After the beach, much of our vacation this year was spent alongside the estuaries of the Pamlico and the Neuse. Both empty into the broad Pamlico Sound that separates North Carolina from the islands of the Outer Banks.
It has been another unique look at this beautiful state we’re learning to love so much. The deep water and sheltered harbor of river estuaries appealed to the early settlers, and these places became critically important for the beginnings of the North Carolina we know today.
New Bern became the colonial capital (see Tryon Palace: a story of entitlement), and stands today as one of the most picturesque of North Carolina’s coastal towns.
So the photographs I’m sharing today come from New Bern, from Washington, and from Bath. Bath became our state’s first official town in Colonial times, and teetered on the brink of becoming strategic, important, and prosperous. But – for a variety of reasons – history passed them by.
Blackbeard and more:
If, like me, you think you had never heard of Bath before, you’ll realize that you actually do know about it if you’ve heard anything about Blackbeard (Edward Teach), the infamous pirate. Black Beard made Bath his home in response to an amnesty agreement, but was eventually killed on the Outer Banks when the British realized the pirate was simply taking advantage of good North Carolina hospitality.

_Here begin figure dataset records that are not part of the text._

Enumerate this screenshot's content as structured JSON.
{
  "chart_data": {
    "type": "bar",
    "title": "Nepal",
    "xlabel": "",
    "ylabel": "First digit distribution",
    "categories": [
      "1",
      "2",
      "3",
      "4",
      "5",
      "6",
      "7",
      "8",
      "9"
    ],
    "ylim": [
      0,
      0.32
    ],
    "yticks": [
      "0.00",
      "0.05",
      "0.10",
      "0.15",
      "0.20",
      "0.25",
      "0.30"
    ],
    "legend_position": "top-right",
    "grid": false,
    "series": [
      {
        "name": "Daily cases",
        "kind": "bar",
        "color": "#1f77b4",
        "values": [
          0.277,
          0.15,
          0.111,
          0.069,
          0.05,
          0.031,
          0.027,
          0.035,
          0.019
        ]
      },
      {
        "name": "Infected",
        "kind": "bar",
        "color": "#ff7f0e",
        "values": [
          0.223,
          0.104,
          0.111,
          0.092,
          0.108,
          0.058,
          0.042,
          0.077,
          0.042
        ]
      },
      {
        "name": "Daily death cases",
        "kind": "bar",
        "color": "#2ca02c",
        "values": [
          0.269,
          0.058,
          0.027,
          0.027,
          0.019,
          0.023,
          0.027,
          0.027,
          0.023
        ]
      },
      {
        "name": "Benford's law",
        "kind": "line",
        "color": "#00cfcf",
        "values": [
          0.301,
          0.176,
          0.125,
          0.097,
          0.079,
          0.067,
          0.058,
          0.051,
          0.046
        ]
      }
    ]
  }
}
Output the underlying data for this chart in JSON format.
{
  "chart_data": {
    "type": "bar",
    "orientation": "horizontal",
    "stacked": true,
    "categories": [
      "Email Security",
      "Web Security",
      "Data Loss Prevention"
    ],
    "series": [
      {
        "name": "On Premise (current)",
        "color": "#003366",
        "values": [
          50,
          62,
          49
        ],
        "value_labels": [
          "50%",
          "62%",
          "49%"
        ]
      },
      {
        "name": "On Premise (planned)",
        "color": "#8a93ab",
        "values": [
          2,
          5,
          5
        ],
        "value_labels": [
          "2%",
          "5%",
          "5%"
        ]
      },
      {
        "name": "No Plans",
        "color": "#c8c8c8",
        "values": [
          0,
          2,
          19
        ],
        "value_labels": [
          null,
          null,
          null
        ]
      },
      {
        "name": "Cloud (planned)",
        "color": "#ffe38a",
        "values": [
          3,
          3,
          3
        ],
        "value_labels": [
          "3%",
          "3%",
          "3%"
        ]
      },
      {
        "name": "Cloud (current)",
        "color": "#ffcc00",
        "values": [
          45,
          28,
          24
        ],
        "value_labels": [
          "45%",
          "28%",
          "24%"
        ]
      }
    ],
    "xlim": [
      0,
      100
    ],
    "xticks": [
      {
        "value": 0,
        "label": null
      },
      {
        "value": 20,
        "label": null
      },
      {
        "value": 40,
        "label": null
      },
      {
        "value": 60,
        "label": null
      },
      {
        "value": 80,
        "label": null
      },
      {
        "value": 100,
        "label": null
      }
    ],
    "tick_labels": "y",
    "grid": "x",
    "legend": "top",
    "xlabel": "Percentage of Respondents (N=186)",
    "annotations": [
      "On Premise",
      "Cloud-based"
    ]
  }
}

Today Bath is a sleepy town with the state’s oldest extant church structure, an interesting story, some period homes, a picture perfect setting, and some wonderful fried oysters at the local diner.
It’s a worthwhile day trip, but it’s one you really have to take with an appreciation for history.
For us, it was another good stop along the riverside, and a journey just a little deeper into what makes North Carolina grow on us more and more each passing year.